Das soll nun gebührend gefeiert werden: Am Freitagnachmittag begeht der Bezirk die Umbenennung des nördlichen Teils der Manteuffelstraße zwischen Oranienstraße und Köpenicker Straße nach der afro-amerikanischen, 1934 geborenen Bürgerrechtlerin Audre Lorde mit einem Festakt.
1984 war Lorde als Gastprofessorin für afroamerikanische Literatur zum ersten Mal nach Berlin gekommen, wo sie bis zu ihrem Tod 1992 einen Teil ihres Lebens verbrachte. Und wo sie die Afro-deutsche Bewegung entscheidend prägen sollte.

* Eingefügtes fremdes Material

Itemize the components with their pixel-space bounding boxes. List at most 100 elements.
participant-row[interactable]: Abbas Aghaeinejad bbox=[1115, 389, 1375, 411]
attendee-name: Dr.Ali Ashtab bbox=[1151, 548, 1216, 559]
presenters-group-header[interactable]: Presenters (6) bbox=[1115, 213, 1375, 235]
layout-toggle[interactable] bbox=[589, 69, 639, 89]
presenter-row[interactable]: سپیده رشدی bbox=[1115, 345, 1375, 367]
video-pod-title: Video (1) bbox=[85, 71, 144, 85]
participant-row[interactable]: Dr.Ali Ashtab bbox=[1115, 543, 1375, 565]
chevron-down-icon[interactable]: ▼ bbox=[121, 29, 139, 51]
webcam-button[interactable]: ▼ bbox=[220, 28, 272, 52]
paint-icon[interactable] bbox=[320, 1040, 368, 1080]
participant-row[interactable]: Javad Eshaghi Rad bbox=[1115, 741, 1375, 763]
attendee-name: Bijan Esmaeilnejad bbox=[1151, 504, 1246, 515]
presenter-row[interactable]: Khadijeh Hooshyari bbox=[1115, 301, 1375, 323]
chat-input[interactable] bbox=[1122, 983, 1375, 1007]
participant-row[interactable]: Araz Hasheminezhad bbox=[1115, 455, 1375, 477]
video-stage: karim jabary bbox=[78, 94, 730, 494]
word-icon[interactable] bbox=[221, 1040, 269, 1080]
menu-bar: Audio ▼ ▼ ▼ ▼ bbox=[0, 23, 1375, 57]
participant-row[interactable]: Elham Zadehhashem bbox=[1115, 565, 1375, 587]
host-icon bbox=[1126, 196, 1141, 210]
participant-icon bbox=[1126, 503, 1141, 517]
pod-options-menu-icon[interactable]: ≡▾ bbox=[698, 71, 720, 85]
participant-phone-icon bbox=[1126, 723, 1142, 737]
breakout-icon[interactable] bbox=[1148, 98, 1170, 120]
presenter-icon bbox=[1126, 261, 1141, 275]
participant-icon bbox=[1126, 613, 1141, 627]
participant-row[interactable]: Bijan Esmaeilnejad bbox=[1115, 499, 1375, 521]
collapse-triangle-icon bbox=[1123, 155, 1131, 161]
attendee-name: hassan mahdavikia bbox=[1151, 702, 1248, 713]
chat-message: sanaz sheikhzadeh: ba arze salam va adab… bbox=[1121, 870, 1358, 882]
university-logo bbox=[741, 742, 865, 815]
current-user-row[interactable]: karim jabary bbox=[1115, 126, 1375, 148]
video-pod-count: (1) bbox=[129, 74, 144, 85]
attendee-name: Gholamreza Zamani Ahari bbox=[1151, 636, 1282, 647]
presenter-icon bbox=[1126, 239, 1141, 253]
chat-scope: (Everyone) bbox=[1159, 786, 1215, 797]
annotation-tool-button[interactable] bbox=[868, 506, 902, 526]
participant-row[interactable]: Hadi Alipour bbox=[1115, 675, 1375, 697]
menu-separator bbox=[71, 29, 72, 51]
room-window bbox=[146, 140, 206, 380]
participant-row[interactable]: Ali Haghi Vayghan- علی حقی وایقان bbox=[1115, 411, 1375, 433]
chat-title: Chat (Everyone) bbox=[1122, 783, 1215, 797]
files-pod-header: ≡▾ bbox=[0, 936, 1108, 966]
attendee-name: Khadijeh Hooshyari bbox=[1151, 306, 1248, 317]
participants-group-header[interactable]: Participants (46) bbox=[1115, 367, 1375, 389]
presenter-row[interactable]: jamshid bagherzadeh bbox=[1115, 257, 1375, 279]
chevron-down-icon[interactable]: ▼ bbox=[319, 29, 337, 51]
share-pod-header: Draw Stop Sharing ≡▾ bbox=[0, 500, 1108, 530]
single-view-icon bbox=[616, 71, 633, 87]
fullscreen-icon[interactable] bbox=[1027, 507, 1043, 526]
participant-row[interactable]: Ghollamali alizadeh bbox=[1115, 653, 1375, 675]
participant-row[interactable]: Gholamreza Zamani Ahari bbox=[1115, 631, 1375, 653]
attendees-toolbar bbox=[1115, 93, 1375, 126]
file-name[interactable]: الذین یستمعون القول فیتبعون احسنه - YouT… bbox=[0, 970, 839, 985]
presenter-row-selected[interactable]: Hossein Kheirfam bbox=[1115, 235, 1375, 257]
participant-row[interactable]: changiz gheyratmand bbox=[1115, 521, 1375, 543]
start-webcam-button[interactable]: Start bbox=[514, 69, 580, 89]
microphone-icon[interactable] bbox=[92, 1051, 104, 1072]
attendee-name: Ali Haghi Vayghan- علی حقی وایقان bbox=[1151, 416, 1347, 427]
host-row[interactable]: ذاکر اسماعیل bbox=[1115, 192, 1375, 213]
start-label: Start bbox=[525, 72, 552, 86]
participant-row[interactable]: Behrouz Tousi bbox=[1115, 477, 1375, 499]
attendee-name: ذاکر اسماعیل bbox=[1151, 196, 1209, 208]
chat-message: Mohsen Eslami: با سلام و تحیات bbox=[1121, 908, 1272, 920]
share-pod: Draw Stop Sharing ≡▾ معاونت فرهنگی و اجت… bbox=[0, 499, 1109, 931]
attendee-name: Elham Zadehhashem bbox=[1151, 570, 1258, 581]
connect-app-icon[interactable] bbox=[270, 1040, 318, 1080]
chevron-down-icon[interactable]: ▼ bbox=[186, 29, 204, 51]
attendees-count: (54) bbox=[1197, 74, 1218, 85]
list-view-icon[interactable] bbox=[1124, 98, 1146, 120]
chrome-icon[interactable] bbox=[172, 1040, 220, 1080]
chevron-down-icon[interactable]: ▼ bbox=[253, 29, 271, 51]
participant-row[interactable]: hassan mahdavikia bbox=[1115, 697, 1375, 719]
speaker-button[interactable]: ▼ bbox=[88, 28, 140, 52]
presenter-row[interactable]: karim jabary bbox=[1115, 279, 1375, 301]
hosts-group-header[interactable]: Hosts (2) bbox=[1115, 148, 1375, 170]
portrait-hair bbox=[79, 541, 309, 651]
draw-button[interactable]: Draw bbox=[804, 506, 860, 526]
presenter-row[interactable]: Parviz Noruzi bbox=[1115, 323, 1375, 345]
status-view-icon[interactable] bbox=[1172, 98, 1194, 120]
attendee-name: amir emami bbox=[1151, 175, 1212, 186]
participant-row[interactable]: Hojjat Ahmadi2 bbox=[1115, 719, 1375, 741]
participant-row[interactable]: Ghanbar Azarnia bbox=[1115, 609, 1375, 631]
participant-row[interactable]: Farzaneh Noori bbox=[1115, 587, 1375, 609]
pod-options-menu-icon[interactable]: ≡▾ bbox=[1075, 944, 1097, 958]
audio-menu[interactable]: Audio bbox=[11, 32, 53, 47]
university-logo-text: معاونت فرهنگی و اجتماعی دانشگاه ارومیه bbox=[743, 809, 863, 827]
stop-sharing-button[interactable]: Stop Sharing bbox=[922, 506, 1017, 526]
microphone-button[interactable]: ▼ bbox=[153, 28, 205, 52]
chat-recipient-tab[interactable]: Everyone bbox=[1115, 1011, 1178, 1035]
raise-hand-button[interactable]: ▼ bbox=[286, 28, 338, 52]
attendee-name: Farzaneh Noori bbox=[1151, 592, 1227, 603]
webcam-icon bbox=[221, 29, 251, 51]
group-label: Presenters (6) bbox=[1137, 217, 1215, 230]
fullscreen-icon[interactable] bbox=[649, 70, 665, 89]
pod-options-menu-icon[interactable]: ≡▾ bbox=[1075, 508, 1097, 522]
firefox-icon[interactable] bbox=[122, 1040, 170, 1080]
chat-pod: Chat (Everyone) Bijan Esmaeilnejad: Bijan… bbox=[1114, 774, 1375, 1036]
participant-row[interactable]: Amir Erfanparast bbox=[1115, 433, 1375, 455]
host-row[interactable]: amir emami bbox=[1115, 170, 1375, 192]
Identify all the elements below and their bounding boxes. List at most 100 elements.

„Das Thema Rassismus war in den 1980er und 90er Jahren in Deutschland noch ein starkes Tabu“, sagt Katharina Oguntoye. Sie war eine enge Wegbegleiterin und Mitstreiterin der Aktivistin. „Man hatte die Holocaust Diskussion und die Ausländerfeindlichkeit, aber jetzt auch noch eine Rassismus-Debatte, das wollte keiner.“ Audre Lorde habe in der Frauenbewegung die Diskussion darüber angestoßen. Sie regte Oguntoye und weitere Schwarze Frauen an, ihre Erfahrungen aufzuschreiben. Daraus ging 1986 das Buch „Farbe bekennen“ hervor, das heute als „Gründungsdokument“ der Bewegung gilt.

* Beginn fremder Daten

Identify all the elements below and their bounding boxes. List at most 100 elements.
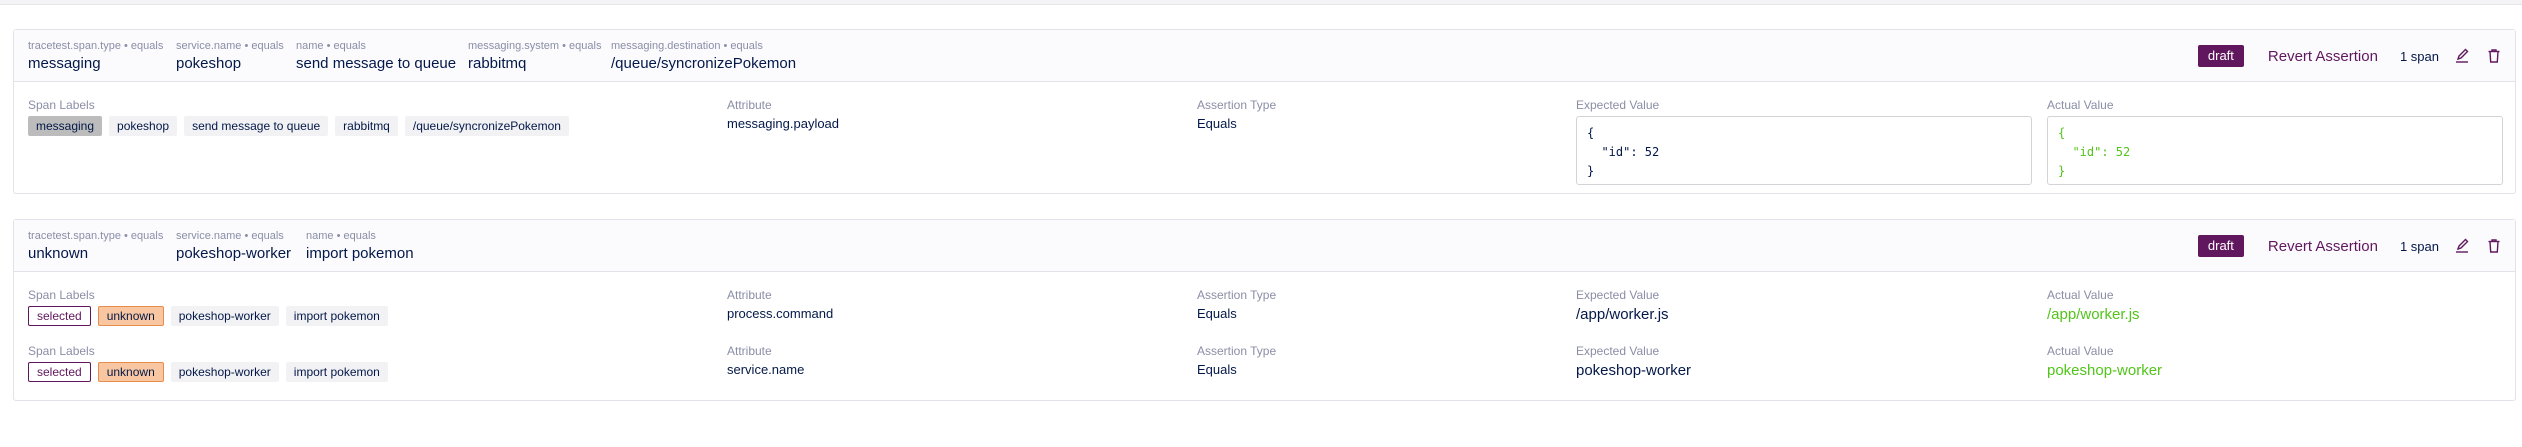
selector-name: name • equals send message to queue <box>296 40 456 73</box>
span-label-tag: unknown <box>97 362 164 382</box>
top-strip <box>0 0 2522 5</box>
span-label-tag: selected <box>28 362 91 382</box>
assertion-type-value: Equals <box>1197 116 1237 131</box>
span-labels: Span Labels selected unknown pokeshop-wo… <box>28 344 388 382</box>
span-label-tag: import pokemon <box>285 306 388 326</box>
span-label-tags: selected unknown pokeshop-worker import … <box>28 362 388 382</box>
attribute: Attribute process.command <box>727 288 833 322</box>
assertion-card: tracetest.span.type • equals unknown ser… <box>13 219 2516 401</box>
span-label-tags: messaging pokeshop send message to queue… <box>28 116 569 136</box>
actual-value-title: Actual Value <box>2047 344 2114 358</box>
span-label-tag: messaging <box>28 116 103 136</box>
assertion-actions: draft Revert Assertion 1 span <box>2197 45 2503 67</box>
code-line: "id": 52 <box>2058 145 2131 159</box>
assertion-row: Span Labels messaging pokeshop send mess… <box>14 82 2515 194</box>
attribute-value: service.name <box>727 362 805 377</box>
expected-value-text: pokeshop-worker <box>1576 362 1692 379</box>
selector-messaging-destination: messaging.destination • equals /queue/sy… <box>611 40 796 73</box>
span-labels-title: Span Labels <box>28 98 95 112</box>
expected-value: Expected Value /app/worker.js <box>1576 288 1669 324</box>
assertion-row: Span Labels selected unknown pokeshop-wo… <box>14 329 2515 399</box>
assertion-type-title: Assertion Type <box>1197 98 1277 112</box>
selector-span-type: tracetest.span.type • equals messaging <box>28 40 163 73</box>
selector-key: tracetest.span.type • equals <box>28 230 164 242</box>
assertion-row: Span Labels selected unknown pokeshop-wo… <box>14 272 2515 329</box>
expected-value: Expected Value { "id": 52} <box>1576 98 2032 185</box>
selector-name: name • equals import pokemon <box>306 230 414 263</box>
actual-value-text: pokeshop-worker <box>2047 362 2163 379</box>
attribute-title: Attribute <box>727 288 772 302</box>
expected-value-text: /app/worker.js <box>1576 306 1669 323</box>
span-label-tag: pokeshop <box>109 116 178 136</box>
selector-value: rabbitmq <box>468 55 527 72</box>
selector-value: send message to queue <box>296 55 457 72</box>
expected-value-title: Expected Value <box>1576 344 1660 358</box>
span-label-tag: send message to queue <box>184 116 329 136</box>
attribute-value: process.command <box>727 306 834 321</box>
trash-icon[interactable] <box>2485 47 2503 65</box>
selector-key: service.name • equals <box>176 230 284 242</box>
selector-value: /queue/syncronizePokemon <box>611 55 797 72</box>
actual-value: Actual Value /app/worker.js <box>2047 288 2140 324</box>
expected-value-title: Expected Value <box>1576 288 1660 302</box>
expected-value-title: Expected Value <box>1576 98 1660 112</box>
expected-value-code: { "id": 52} <box>1576 116 2032 185</box>
span-labels: Span Labels messaging pokeshop send mess… <box>28 98 569 136</box>
assertion-actions: draft Revert Assertion 1 span <box>2197 235 2503 257</box>
selector-key: name • equals <box>296 40 366 52</box>
selector-value: import pokemon <box>306 245 414 262</box>
assertion-type: Assertion Type Equals <box>1197 98 1276 132</box>
selector-messaging-system: messaging.system • equals rabbitmq <box>468 40 601 73</box>
span-count: 1 span <box>2399 238 2439 254</box>
selector-span-type: tracetest.span.type • equals unknown <box>28 230 163 263</box>
assertion-card-header: tracetest.span.type • equals unknown ser… <box>14 220 2515 272</box>
assertion-type-title: Assertion Type <box>1197 288 1277 302</box>
code-line: { <box>1587 126 1595 140</box>
span-count: 1 span <box>2399 48 2439 64</box>
span-label-tag: rabbitmq <box>335 116 398 136</box>
actual-value: Actual Value pokeshop-worker <box>2047 344 2162 380</box>
span-label-tag: unknown <box>97 306 164 326</box>
assertion-card-header: tracetest.span.type • equals messaging s… <box>14 30 2515 82</box>
selector-service-name: service.name • equals pokeshop <box>176 40 284 73</box>
revert-assertion-button[interactable]: Revert Assertion <box>2268 48 2378 65</box>
selector-value: messaging <box>28 55 101 72</box>
revert-assertion-button[interactable]: Revert Assertion <box>2268 238 2378 255</box>
assertion-card: tracetest.span.type • equals messaging s… <box>13 29 2516 194</box>
actual-value-title: Actual Value <box>2047 288 2114 302</box>
trash-icon[interactable] <box>2485 237 2503 255</box>
code-line: { <box>2058 126 2066 140</box>
span-labels-title: Span Labels <box>28 344 95 358</box>
span-label-tag: selected <box>28 306 91 326</box>
assertion-type-title: Assertion Type <box>1197 344 1277 358</box>
selector-key: tracetest.span.type • equals <box>28 40 164 52</box>
assertion-type: Assertion Type Equals <box>1197 288 1276 322</box>
selector-key: messaging.system • equals <box>468 40 602 52</box>
selector-value: unknown <box>28 245 89 262</box>
attribute-value: messaging.payload <box>727 116 840 131</box>
attribute: Attribute messaging.payload <box>727 98 839 132</box>
actual-value-code: { "id": 52} <box>2047 116 2503 185</box>
actual-value: Actual Value { "id": 52} <box>2047 98 2503 185</box>
selector-key: messaging.destination • equals <box>611 40 763 52</box>
span-label-tags: selected unknown pokeshop-worker import … <box>28 306 388 326</box>
pencil-icon[interactable] <box>2453 47 2471 65</box>
code-line: "id": 52 <box>1587 145 1660 159</box>
selector-value: pokeshop-worker <box>176 245 292 262</box>
assertion-type-value: Equals <box>1197 306 1237 321</box>
draft-badge: draft <box>2197 235 2244 257</box>
selector-key: name • equals <box>306 230 376 242</box>
span-label-tag: pokeshop-worker <box>170 306 279 326</box>
actual-value-text: /app/worker.js <box>2047 306 2140 323</box>
span-label-tag: pokeshop-worker <box>170 362 279 382</box>
assertion-type: Assertion Type Equals <box>1197 344 1276 378</box>
span-label-tag: /queue/syncronizePokemon <box>404 116 569 136</box>
span-labels: Span Labels selected unknown pokeshop-wo… <box>28 288 388 326</box>
pencil-icon[interactable] <box>2453 237 2471 255</box>
expected-value: Expected Value pokeshop-worker <box>1576 344 1691 380</box>
selector-value: pokeshop <box>176 55 242 72</box>
attribute-title: Attribute <box>727 344 772 358</box>
draft-badge: draft <box>2197 45 2244 67</box>
actual-value-title: Actual Value <box>2047 98 2114 112</box>
attribute: Attribute service.name <box>727 344 804 378</box>
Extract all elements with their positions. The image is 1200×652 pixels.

„Farbe bekennen“ gilt als Gründungsdokument der Afro-Deutschen Bewegung
Es ist das erste in Deutschland publizierte Buch, das Afro-Deutschen, vor allem Frauen, die Möglichkeit gab, sich als nationale Gruppe darzustellen. Oguntoye ist Mitherausgeberin, so wie auch ihre Mitstreiterin May Ayim. „Wir waren überwältigt in unserem jungen Alter für eine gesamte Bevölkerungsgruppe zu sprechen“, sagt Oguntoye heute. Lorde habe sie darin bestärkt, dass ihre Geschichten wichtig für die Sichtbarkeit von Schwarzen Menschen in Deutschland seien. Die Straßenumbenennung zu ihren Ehren sei daher eine „tolle Sache“ für Berlin, die diese Aktivistin einer breiteren Öffentlichkeit bekannt macht.

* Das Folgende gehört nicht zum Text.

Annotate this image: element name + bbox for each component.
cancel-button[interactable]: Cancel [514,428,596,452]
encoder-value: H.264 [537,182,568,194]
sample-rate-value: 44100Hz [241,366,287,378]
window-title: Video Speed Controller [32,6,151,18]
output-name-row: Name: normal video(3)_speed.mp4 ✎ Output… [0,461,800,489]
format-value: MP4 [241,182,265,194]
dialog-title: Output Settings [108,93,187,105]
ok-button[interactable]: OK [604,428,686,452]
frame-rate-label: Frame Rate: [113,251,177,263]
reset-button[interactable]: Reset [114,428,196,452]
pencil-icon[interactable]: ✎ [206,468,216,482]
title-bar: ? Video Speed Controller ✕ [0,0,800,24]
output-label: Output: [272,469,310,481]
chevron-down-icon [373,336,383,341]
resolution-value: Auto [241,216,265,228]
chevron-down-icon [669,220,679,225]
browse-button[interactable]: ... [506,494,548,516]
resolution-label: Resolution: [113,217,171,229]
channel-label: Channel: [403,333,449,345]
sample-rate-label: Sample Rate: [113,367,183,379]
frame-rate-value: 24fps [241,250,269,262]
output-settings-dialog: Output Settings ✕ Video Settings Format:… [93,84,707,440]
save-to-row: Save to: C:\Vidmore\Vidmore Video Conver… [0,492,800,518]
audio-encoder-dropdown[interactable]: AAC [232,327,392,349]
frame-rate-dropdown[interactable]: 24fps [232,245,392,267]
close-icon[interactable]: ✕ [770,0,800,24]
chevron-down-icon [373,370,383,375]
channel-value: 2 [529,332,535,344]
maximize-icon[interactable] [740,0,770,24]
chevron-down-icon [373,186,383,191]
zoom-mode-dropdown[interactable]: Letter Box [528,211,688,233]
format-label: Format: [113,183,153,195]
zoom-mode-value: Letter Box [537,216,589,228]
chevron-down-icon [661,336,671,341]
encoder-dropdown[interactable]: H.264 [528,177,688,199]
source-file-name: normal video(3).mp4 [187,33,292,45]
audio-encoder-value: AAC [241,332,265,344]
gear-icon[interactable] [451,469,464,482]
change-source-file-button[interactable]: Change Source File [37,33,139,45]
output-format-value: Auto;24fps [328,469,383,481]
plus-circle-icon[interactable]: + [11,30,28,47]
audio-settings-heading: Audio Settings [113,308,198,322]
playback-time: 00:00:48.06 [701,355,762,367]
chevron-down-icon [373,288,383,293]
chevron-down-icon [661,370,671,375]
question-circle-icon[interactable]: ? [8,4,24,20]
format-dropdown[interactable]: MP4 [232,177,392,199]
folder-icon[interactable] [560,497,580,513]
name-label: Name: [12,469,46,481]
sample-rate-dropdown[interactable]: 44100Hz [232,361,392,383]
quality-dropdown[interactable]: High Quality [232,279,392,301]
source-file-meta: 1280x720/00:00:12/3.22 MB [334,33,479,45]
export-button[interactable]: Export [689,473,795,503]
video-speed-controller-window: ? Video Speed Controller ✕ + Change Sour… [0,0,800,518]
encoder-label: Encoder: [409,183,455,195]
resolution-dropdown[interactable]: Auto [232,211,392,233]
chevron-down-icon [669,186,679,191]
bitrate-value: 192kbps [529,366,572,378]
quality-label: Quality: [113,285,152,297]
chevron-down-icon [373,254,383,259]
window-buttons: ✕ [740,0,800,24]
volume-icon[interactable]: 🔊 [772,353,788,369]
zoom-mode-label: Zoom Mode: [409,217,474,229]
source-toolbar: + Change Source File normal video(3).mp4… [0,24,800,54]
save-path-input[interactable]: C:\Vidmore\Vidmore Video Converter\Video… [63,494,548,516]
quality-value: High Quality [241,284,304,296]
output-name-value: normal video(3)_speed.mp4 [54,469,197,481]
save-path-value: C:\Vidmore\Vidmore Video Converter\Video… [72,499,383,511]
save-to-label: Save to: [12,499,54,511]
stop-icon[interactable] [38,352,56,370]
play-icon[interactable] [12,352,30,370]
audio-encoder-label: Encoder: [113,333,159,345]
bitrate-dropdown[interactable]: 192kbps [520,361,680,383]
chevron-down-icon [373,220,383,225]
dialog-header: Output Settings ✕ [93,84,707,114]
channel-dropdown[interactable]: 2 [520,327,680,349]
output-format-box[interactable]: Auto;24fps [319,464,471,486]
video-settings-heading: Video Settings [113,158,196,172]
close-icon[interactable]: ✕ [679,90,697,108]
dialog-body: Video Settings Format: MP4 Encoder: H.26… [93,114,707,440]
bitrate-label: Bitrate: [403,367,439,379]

Die Bezirksverordnetenversammlung (BVV) hatte bereits 2019 beschlossen, eine Straße nach ihr zu benennen. Nach einer Anwohner*innenbefragung, bei der unterschiedliche Straßen zur Disposition standen, wählte der Bezirk den Abschnitt der Manteuffelstraße. Sie ist benannt nach dem preußischen Ministerpräsidenten und Außenminister Otto Theodor von Manteuffel (1805-1882). Neben seiner hochkonservativen Politik war dieser vor allem für seine Feindlichkeit gegenüber dem konstitutionellen Liberalismus sowie der Unterdrückung der 1848er Bewegung bekannt.
Mit der Ehrung des Demokratiefeinds soll jetzt Schluss sein. Naja, so halb: Nur der nördliche Teil wird umbenannt, der südliche Abschnitt zwischen Skalitzer Straße und Paul-Lincke-Ufer wird weiterhin seinen Namen tragen. Warum? „Es stand gar nicht zur Diskussion, die gesamte Manteuffelstraße umzubenennen“, erklärt eine Sprecherin des Bezirksamts unumstößlich.
Bürokratische Hürden bei der Umbenennung
Bei Oguntoye stößt das auf Unverständnis. Im Bezirksamt könne ihr „kein Mensch erklären“ warum nur die halbe Straße umbenannt wird. „Das ist bürokratischer Unsinn“, kritisiert sie. Und nicht nur da holpert es: Die Umbenennung war im Amtsblatt veröffentlicht worden, von den Anwohner*innen hatten das viele nicht mitbekommen. Seit September 2023 heißt der nördliche Teil bereits offiziell Audre-Lorde-Straße. Bis Mai hingen dort jedoch nur die alten Straßenschilder, bei Google Maps hingegen ist sie seitdem nur unter Audre-Lorde-Straße zu finden. „Das führt zu großen Verwirrungen“, sagt Oguntoye.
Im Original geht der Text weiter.